Panasnya perang dagang antara AS dan China semakin membuat "gerah" para pelaku industri, tak terkecuali industri teknologi.
Akibat perang dagang dua negara ekonomi terbesar tersebut, para manufaktur semi-konduktor berbondong-bondong keluar dari China.
Pasalnya, kedua negara super-power tersebut saling menerapkan serangkaian tarif impor untuk produk-produk strategis, termasuk komponen semi-konduktor yang dipasang di produk elektronik.
Seperti diketahui, banyak komponen gadget diimpor dari China untuk kemudian dikirim ke AS. Hal inilah yang mengancam para investor dan meresponnya dengan upaya relokasi pabrik untuk menghindari kenaikan tarif impor.
Sejauh ini, beberapa pabrik asal Taiwan seperti Delta Electronics, Quanta Computer, dan Pegatron telah merencanakan relokasi pabrik kembali ke Taiwan.

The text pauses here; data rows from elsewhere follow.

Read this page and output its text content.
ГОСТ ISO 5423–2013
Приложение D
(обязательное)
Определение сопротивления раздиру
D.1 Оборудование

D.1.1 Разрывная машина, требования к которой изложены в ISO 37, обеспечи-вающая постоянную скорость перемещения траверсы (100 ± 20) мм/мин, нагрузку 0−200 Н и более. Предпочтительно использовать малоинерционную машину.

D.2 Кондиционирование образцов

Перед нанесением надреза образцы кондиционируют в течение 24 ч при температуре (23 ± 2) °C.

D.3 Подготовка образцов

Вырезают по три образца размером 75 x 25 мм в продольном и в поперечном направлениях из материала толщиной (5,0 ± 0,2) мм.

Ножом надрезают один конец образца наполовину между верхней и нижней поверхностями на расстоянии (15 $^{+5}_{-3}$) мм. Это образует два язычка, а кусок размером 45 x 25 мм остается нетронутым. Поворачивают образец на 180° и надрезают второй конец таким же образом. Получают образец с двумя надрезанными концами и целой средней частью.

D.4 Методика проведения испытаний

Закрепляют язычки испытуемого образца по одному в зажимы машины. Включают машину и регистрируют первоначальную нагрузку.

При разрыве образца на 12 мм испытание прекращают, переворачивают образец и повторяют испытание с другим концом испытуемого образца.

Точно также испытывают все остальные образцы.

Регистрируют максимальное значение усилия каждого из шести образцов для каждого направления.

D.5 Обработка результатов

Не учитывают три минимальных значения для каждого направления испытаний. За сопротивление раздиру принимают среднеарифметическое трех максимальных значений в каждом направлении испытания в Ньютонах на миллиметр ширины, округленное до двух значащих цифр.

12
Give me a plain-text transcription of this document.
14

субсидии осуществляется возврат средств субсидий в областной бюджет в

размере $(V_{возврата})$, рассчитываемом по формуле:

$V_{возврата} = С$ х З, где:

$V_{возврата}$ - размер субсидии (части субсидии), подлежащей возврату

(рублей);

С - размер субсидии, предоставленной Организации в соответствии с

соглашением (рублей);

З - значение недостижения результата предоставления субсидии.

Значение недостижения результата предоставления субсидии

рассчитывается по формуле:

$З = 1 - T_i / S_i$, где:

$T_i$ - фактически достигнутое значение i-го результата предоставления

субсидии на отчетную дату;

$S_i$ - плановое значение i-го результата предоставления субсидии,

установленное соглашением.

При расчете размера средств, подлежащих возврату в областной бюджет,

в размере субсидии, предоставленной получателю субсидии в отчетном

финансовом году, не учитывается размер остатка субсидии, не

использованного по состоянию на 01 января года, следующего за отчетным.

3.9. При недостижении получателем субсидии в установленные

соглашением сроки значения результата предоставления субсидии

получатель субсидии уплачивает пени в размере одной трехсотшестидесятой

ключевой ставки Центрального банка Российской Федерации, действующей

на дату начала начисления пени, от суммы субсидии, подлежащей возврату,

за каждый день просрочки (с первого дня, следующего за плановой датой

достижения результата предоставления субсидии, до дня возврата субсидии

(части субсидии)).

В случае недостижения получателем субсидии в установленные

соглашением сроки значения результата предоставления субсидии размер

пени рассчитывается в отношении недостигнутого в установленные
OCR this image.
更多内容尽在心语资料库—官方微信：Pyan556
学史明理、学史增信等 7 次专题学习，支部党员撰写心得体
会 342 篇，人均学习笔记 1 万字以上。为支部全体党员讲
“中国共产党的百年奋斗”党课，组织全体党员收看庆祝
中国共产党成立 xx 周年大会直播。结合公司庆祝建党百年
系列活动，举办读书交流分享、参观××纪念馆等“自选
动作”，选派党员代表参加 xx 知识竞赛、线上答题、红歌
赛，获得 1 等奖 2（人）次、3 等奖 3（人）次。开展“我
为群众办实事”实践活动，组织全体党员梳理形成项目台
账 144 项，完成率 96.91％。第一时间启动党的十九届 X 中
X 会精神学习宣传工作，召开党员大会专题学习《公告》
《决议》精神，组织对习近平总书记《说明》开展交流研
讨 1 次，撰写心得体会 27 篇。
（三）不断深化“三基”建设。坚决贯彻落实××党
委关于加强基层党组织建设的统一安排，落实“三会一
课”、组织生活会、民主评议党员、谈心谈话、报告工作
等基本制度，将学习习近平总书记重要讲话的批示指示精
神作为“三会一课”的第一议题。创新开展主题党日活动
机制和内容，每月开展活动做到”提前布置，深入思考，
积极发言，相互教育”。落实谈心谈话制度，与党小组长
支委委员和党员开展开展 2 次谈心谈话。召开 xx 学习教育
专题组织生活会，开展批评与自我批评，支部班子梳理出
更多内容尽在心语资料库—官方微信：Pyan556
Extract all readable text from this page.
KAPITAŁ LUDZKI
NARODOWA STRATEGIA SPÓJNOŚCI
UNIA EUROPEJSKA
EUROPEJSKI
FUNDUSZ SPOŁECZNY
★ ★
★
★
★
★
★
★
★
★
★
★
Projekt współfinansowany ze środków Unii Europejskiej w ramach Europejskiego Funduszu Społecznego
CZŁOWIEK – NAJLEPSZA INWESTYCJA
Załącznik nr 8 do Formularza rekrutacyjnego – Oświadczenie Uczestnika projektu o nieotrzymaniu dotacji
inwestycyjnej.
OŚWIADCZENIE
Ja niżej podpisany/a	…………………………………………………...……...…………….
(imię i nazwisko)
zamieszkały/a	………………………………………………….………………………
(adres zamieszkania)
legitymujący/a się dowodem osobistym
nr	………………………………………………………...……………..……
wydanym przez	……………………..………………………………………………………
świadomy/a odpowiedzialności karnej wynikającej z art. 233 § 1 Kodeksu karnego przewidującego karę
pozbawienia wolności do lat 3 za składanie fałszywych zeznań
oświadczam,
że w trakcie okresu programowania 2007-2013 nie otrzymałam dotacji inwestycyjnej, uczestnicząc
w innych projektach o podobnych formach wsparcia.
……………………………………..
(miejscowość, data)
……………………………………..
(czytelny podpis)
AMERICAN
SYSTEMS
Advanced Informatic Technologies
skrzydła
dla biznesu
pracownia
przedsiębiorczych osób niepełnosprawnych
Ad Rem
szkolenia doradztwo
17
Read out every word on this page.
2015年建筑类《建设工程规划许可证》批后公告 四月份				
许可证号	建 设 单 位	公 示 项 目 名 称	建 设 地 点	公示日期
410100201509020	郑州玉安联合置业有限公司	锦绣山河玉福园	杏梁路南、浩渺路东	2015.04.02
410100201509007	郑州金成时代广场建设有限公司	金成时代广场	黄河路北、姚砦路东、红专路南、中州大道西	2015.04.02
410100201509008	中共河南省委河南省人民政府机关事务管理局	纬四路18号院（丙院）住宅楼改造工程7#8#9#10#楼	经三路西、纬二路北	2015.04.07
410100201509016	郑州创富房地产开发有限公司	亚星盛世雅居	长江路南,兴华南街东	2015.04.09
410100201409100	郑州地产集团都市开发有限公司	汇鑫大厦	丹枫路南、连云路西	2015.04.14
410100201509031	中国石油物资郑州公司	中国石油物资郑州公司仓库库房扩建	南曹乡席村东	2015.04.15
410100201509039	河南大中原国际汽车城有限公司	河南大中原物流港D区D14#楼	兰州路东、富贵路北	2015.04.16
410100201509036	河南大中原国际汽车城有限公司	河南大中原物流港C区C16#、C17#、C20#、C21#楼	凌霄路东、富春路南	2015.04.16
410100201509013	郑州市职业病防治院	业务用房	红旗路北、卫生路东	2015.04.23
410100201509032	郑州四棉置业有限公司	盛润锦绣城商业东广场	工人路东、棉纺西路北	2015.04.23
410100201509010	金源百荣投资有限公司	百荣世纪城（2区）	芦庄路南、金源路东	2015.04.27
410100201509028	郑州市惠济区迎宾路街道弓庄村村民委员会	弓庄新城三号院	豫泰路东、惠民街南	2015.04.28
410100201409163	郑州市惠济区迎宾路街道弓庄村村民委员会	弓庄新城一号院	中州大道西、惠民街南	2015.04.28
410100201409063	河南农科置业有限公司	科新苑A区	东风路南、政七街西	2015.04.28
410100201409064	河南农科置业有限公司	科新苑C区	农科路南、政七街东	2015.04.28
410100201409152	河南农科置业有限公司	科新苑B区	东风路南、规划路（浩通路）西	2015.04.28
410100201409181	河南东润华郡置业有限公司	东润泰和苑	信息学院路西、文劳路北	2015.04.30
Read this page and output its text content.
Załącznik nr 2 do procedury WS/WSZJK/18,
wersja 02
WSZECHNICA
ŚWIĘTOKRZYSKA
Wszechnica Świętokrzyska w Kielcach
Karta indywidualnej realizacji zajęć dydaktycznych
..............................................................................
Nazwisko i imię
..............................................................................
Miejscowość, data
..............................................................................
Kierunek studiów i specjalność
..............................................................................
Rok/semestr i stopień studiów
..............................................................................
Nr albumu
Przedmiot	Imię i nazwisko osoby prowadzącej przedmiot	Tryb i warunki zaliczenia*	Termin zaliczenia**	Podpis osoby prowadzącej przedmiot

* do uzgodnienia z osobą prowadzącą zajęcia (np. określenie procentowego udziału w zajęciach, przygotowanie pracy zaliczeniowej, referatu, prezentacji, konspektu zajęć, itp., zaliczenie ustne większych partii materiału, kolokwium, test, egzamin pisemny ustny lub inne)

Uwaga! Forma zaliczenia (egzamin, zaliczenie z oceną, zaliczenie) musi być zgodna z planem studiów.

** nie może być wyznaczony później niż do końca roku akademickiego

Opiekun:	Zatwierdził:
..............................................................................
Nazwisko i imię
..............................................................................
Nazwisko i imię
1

Namun, di negara asal perusahaan tersebut sedang mengalami kekurangan pasokan listrik dan ketersediaan tanah.
Terlebih, ketersediaan tenaga kerja mumpuni di sana juga menjadi masalah lain. Sebenarnya, mereka bisa saja merekrut pekerja asing untuk mengisi lini produksi.
Namun hal itu sulit dilakukan karena sesuai aturan yang berlaku, proporsi pekerja lokal harus lebih banyak dibanding pekerja asing.
Para pabrikan mengaku kesulitan mencari pekerja dengan skill dan pengalaman yang memadai di Taiwan. Alhasil, banyak dari perusahaan tersebut memindahkan pabriknya ke Asia Tenggara yang memiliki sumber daya manusia yang lebih mumpuni serta biaya manufaktur yang murah.
Pegatron misalnya, pada akhir tahun lalu disebut akan berinvestasi di Indonesia. Hal ini dinyatakan oleh Direktur Industri Elektronika dan telematika Kemenperin, R. Janu Suryanto.
"Tentu bagus buat investasi, selain itu sebelumnya Pegatron memang sudah menyatakan tertarik untuk ke Indonesia," ungkapnya.
Bursa Efek Indonesia (BEI) juga membenarkan bahwa PT Sat Nusapersada Tbk (PTSN) mendapat kontrak dari Pegatron Corporation.